Breeding ewe lambs is a specialist but profitable job
The shearing is finished and the wool is sold. At 40c/kg for Scotch wool and €1.25/kg for crossbred wool, wool is definitely more hassle than what it is worth. Shearing is a job that has to be done but the price of the wool doesn't reduce the cost of shearing by much.
I have some of the older and stronger lambs weaned on the farm. I weaned the Mule ewe lambs but left the wether lambs on the ewes for another two weeks. This is not as stressful for the ewes and it also gives the wether lambs a chance to push on for two weeks. I hopefully will sell many of the wether lambs off the ewes.

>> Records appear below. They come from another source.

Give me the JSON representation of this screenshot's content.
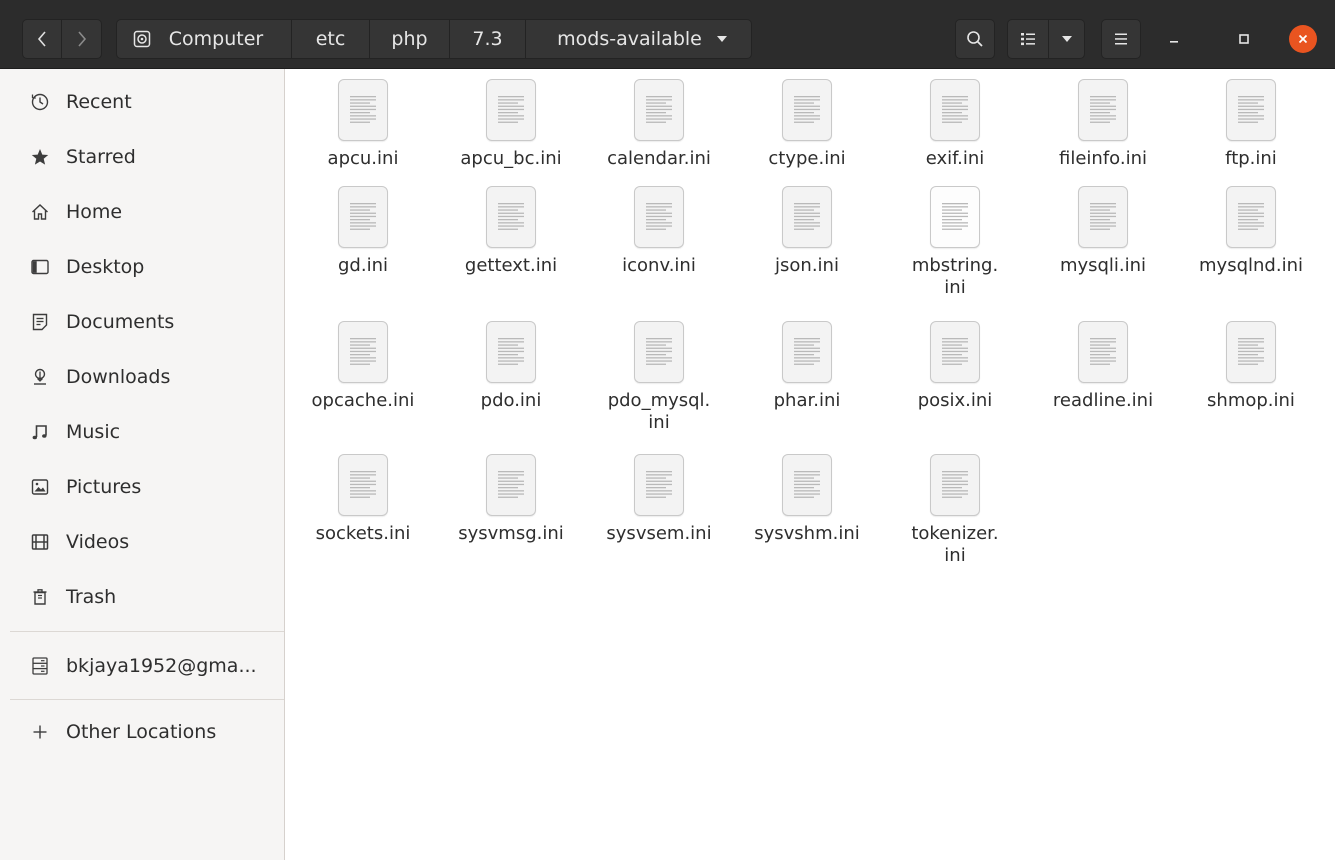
{
  "window": {
    "path": [
      "Computer",
      "etc",
      "php",
      "7.3",
      "mods-available"
    ]
  },
  "sidebar": {
    "items": [
      {
        "label": "Recent",
        "icon": "clock-icon"
      },
      {
        "label": "Starred",
        "icon": "star-icon"
      },
      {
        "label": "Home",
        "icon": "home-icon"
      },
      {
        "label": "Desktop",
        "icon": "desktop-icon"
      },
      {
        "label": "Documents",
        "icon": "documents-icon"
      },
      {
        "label": "Downloads",
        "icon": "download-icon"
      },
      {
        "label": "Music",
        "icon": "music-icon"
      },
      {
        "label": "Pictures",
        "icon": "picture-icon"
      },
      {
        "label": "Videos",
        "icon": "video-icon"
      },
      {
        "label": "Trash",
        "icon": "trash-icon"
      }
    ],
    "network_item": {
      "label": "bkjaya1952@gma...",
      "icon": "network-drive-icon"
    },
    "other_locations": {
      "label": "Other Locations",
      "icon": "plus-icon"
    }
  },
  "files": [
    "apcu.ini",
    "apcu_bc.ini",
    "calendar.ini",
    "ctype.ini",
    "exif.ini",
    "fileinfo.ini",
    "ftp.ini",
    "gd.ini",
    "gettext.ini",
    "iconv.ini",
    "json.ini",
    "mbstring.\nini",
    "mysqli.ini",
    "mysqlnd.ini",
    "opcache.ini",
    "pdo.ini",
    "pdo_mysql.\nini",
    "phar.ini",
    "posix.ini",
    "readline.ini",
    "shmop.ini",
    "sockets.ini",
    "sysvmsg.ini",
    "sysvsem.ini",
    "sysvshm.ini",
    "tokenizer.\nini"
  ],
  "colors": {
    "header_bg": "#2c2c2c",
    "close_button": "#e95420",
    "sidebar_bg": "#f6f5f4"
  }
}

The Scotch Blackface lambs which were born slightly later have not been weaned and won't be for another week. I am very happy with the thrive of these lambs and am impressed the Scotch Blackface ewe lambs from the Lanark ram that I bought last year from renowned breeder John Harkin.
I will have a batch of lambs ready for slaughter next week. These lambs are ready now but I checked back on when I dosed them last and there is still a few days of a withdrawal period left. Hopefully the price won't slip any further over the next week.
I weighed all my Mule ewe lambs on July 2. I decided to do this so next year I can compare where I'm at exactly. I can use it as a benchmark for years to come. The lambs weighed an average of 81lbs or 36-37kg. I was happy with this as there are some young lambs on this, but they have seemed to grow well. They are well on target for the Mule and Greyface sale at the end of August. I want all my lambs to give the buyer the option to breed them in their first year.
Breeding a ewe lamb is a specialist job and it doesn't suit every farmer's system. I have bred ewe lambs in the past and I have been extremely happy with the outcome. With the system I am currently operating, breeding ewe lambs doesn't suit. For those who have an interest in breeding ewe lambs there are a number of advantages.
Mule ewe lambs for example can rear anything from 1.0-1.5 lambs.
This leaves the farmer with greater output from his/her flock but also leaves the farm with cheaper ewe hoggetts that have paid their way over the winter.
Care must be given to ewe lambs for breeding pre and post mating but also at lambing. I would only breed lambs over 45kg and would prefer them to be 50kg+ at mating. I would also lamb them down separate to the mature flock. This gives time to spend with them at lambing and feeding can be monitored more closely.
Weaning is the perfect opportunity to evaluate ewe performance. I have watched ewes and their lambs for the past few months and have kept an eye on the performers. Keeping an eye on the ones performing is one thing but keeping an eye on those that aren't performing is just as important.
Ewes that are not performing are scrutinised and those that do not meet the criteria are marked for culling. Ewes for culling will be dried off and will be slaughtered once body condition is correct. Some ewes will be able to be sold straight away but others will be around another while to reach target.
The ewes that will be kept on the farm for the next breeding season will be stocked tight on bare pasture for a week to help them dry off. Ewes that have performed well will be ear-marked for using as mothers for replacement ewes.
Tommy Boland mentioned last week that the crows at Lyons Estate were thriving well, I'd like to compare them to 'my crows' who have done particularly well also.